One question that divides opinion among developers is when to start marketing your app. Some say if you start marketing too soon, the early interest you create will dissipate before you actually have something to sell. Others argue that you can’t start talking about your app soon enough, build a following of early adopters and you have great word of mouth marketing and an initial sales boost to climb the store charts. What if you can have the benefits without any of the downside? It might just be possible with crowdfunding.
Crowdfunding enables potential users of a product or service to pledge their financial support for it before it is complete. In most versions a funding goal is set and backers of the project only pay if the goal is reached. In most cases the developers get the money for a successful crowdfunding pitch as soon as the funding period ends. Although there are forms of crowdfunding that involve backers making an investment in a company producing the product (recently made legal for startups in the US), the most popular form for mobile apps is simply pre-selling the app to future fans with some optional T-Shirts or similar low-cost swag.
This enables developers to test their app idea in the market without investing lots of time, effort and money into developing and polishing the finished product. A pitch video and description on a site like Kickstarter could be considered a very minimal version of the minimum viable product. Dropbox famously started out by launching a video demo of what their product would be like. If you can’t find a sufficient number of early adopters interested in your app concept before you’ve finished building it, maybe it’s not worth building? This is an exceptionally lean way of getting early feedback on a product as well as early adopter customers.

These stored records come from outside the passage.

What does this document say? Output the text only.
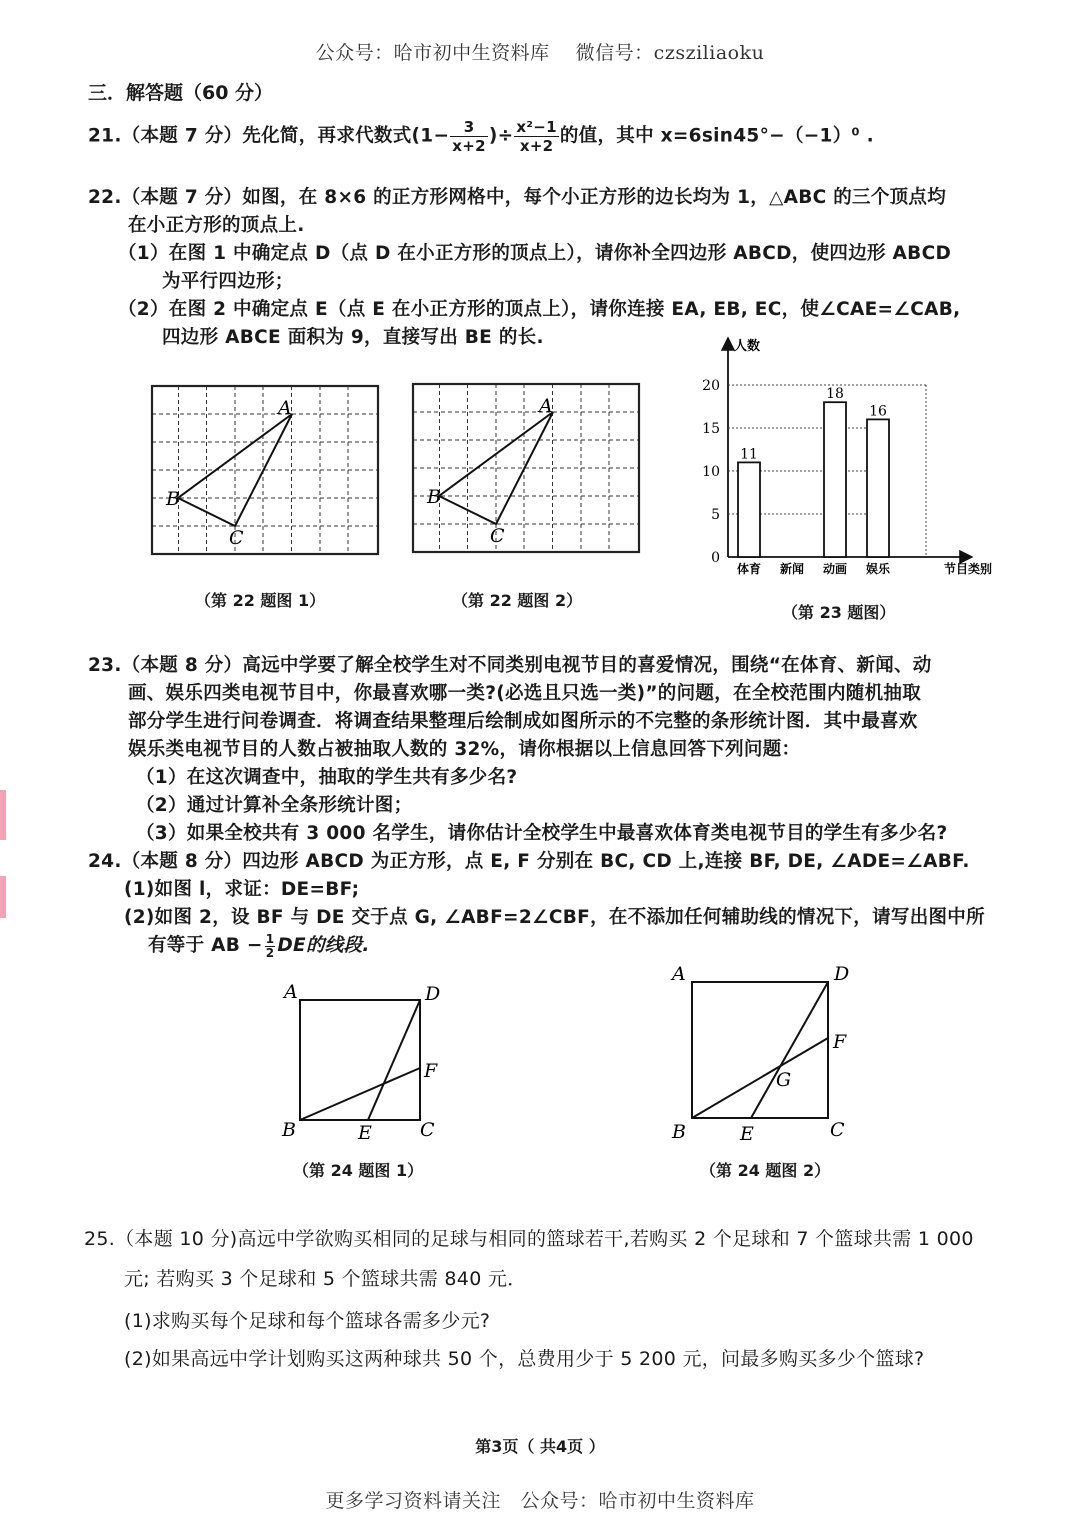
公众号：哈市初中生资料库　 微信号：czsziliaoku
三．解答题（60 分）
21.（本题 7 分）先化简，再求代数式($1- \frac{3}{x+2}$ )÷ $\frac{\text{x²−1}}{x+2}$ 的值，其中 x=6sin45°−（−1）⁰ .
22.（本题 7 分）如图，在 8×6 的正方形网格中，每个小正方形的边长均为 1，△ABC 的三个顶点均
在小正方形的顶点上.
（1）在图 1 中确定点 D（点 D 在小正方形的顶点上），请你补全四边形 ABCD，使四边形 ABCD
为平行四边形；
（2）在图 2 中确定点 E（点 E 在小正方形的顶点上），请你连接 EA, EB, EC，使∠CAE=∠CAB,
四边形 ABCE 面积为 9，直接写出 BE 的长.
A
B
C
A
B
C
（第 22 题图 1）	（第 22 题图 2）
人数
节目类别
0
5
10
15
20
11
体育 新闻
18
动画
16
娱乐
（第 23 题图）
23.（本题 8 分）高远中学要了解全校学生对不同类别电视节目的喜爱情况，围绕“在体育、新闻、动
画、娱乐四类电视节目中，你最喜欢哪一类?(必选且只选一类)”的问题，在全校范围内随机抽取
部分学生进行问卷调查．将调查结果整理后绘制成如图所示的不完整的条形统计图．其中最喜欢
娱乐类电视节目的人数占被抽取人数的 32%，请你根据以上信息回答下列问题：
（1）在这次调查中，抽取的学生共有多少名?
（2）通过计算补全条形统计图；
（3）如果全校共有 3 000 名学生，请你估计全校学生中最喜欢体育类电视节目的学生有多少名?
24.（本题 8 分）四边形 ABCD 为正方形，点 E, F 分别在 BC, CD 上,连接 BF, DE, ∠ADE=∠ABF.
(1)如图 l，求证：DE=BF;
(2)如图 2，设 BF 与 DE 交于点 G, ∠ABF=2∠CBF，在不添加任何辅助线的情况下，请写出图中所
有等于 AB − $\frac{1}{2}$ DE的线段.
A	D
F
B	E	C
（第 24 题图 1）
A	D
F
G
B	E	C
（第 24 题图 2）
25.（本题 10 分)高远中学欲购买相同的足球与相同的篮球若干,若购买 2 个足球和 7 个篮球共需 1 000
元; 若购买 3 个足球和 5 个篮球共需 840 元．
(1)求购买每个足球和每个篮球各需多少元?
(2)如果高远中学计划购买这两种球共 50 个，总费用少于 5 200 元，问最多购买多少个篮球?
第3页（ 共4页 ）
更多学习资料请关注　公众号：哈市初中生资料库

Kickstarter is the most popular crowdfunding site, it launched in 2009 and mobile app developers started using it in 2010, with the number doing so each year growing rapidly. It has had some high profile successes with big budgets but also a high failure rate. There are some excellent stats and advice available for increasing your chances of success. If you only use the crowdfunding campaign to find early adopters, rather than try to fund the entire app development then your chances of success are much higher, $10k projects have a 38% success rate versus 18% for $50k projects and 7% for $100k projects. Some projects exceed their funding goal by many times, although this is very uncommon.

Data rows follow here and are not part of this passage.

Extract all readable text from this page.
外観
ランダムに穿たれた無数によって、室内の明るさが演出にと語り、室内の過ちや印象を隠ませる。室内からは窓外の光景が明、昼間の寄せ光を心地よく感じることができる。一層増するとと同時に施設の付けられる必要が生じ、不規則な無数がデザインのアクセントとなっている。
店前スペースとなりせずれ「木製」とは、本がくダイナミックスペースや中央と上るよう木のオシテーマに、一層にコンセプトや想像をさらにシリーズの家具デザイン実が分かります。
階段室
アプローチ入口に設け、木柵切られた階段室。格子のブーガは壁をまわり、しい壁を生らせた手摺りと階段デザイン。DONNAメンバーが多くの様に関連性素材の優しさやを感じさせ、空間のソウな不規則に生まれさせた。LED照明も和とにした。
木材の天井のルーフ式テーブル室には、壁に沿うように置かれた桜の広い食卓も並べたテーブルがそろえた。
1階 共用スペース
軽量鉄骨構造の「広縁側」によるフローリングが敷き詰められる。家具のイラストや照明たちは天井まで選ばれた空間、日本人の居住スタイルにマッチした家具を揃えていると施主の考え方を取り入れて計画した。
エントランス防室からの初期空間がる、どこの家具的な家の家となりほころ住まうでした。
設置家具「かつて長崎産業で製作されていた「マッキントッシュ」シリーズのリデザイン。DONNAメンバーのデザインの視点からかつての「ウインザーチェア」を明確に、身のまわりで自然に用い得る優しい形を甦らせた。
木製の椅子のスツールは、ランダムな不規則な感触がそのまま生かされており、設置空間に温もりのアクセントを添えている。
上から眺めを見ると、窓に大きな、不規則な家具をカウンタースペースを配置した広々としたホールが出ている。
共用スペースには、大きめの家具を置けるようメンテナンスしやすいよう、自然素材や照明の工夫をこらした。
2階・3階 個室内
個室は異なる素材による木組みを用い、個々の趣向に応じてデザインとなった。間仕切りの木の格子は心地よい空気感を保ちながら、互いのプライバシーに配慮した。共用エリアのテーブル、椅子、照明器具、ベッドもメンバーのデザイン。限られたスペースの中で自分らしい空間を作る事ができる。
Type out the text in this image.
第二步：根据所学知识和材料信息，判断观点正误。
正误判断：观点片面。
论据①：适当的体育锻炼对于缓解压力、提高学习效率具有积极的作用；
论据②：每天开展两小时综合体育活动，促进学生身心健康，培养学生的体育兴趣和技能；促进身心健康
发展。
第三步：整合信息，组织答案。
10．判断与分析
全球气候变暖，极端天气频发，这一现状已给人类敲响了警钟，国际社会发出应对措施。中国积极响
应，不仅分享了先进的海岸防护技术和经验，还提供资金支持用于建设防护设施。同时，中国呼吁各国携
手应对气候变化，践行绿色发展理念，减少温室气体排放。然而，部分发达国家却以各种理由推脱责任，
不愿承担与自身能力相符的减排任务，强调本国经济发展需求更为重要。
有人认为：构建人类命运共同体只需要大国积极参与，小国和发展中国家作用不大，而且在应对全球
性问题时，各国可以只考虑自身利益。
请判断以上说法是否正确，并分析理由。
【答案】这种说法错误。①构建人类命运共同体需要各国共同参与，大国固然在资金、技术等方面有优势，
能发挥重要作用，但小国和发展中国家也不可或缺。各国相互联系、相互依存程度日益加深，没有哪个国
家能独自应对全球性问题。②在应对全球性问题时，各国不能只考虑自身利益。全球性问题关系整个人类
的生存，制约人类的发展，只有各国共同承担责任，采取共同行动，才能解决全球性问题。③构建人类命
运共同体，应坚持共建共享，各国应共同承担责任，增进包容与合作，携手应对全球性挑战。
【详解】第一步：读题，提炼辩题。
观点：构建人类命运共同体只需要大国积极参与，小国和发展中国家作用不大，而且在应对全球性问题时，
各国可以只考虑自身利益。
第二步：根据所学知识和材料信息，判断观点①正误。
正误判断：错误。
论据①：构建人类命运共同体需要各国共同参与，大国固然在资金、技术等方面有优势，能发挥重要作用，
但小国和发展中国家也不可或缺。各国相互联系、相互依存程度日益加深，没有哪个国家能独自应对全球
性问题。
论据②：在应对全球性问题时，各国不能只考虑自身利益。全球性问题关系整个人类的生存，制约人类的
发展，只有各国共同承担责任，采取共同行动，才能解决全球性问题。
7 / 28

A drawback to this approach is that it really depends on a direct monetization revenue model (paid download or in-app purchase/subscription), if the app is going to be free to users, there’s not a great incentive for backers. A way around this is selling app-related merchandise in the funding campaign rather than the app itself, although it’s important to note that sourcing and shipping relevant products is another small business in itself with its own problems that distract from the core app business. Even where a paid app is being pre-sold to backers there can be issues, particularly on iOS, where you can’t distribute an app to large numbers of people outside the app store. Some developers have managed to negotiate an acceptable way to do this with Apple. Others have used the money pledged to gift the app to all the backers. Either way there are downsides, a separate version of the app which is free with a backer login does not generate downloads or reviews for the main app, while gifted apps are subject to Apple’s 30% cut (on top of the crowdfunding provider’s cut and payment processing fees), plus recipients of gifted apps are also unable to leave reviews. While Android allows direct distribution there is no gifting, if you want your early backers to generate downloads and reviews it’s probably necessary to release a free version with backer login/unlock first and then update that with a paid but open version after they have all downloaded… seems fraught with potential issues.

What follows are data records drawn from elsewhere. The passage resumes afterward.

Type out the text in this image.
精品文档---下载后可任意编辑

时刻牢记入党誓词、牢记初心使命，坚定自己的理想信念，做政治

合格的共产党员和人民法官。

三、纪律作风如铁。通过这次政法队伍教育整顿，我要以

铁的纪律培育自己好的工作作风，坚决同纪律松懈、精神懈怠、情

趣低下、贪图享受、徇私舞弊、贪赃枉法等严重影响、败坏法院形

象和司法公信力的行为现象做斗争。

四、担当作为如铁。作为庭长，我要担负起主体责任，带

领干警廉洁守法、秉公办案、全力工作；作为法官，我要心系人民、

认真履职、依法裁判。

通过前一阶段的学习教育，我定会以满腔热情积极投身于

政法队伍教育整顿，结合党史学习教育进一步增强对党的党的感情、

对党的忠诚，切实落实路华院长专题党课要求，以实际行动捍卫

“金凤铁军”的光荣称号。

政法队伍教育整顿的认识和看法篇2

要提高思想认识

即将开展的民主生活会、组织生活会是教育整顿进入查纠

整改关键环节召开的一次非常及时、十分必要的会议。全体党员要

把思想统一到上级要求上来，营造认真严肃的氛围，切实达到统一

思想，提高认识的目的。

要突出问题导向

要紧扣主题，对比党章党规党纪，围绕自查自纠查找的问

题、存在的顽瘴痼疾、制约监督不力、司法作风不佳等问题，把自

Although generic crowdfunding platforms like Kickstarter have by far the biggest audiences it’s still difficult to get noticed in the crowd. Most of the biggest successes have come from developers that were already well known. Also, projects that are featured by Kickstarter have an 89% chance of getting funded vs 30% for those that aren’t. Project founders with a larger network (as measured crudely by their number of Facebook friends) have also been much more successful at getting funded. In any case it’s essential not to underestimate the importance of marketing a crowdfunding campaign – it is your app “launch” after all. As crowdfunding becomes more popular, more specialist sites are launching, catering to specific markets. Right now this is only showing very limited activity and modest funding levels for apps. If these markets mature then we may see communities of early adopters using them to discover new apps – it’s a trend worth watching. In the meantime, consider crowdfunding as a method of reaching early adopters and getting fast feedback on a concept rather than just an alternative funding mechanism for your next app idea.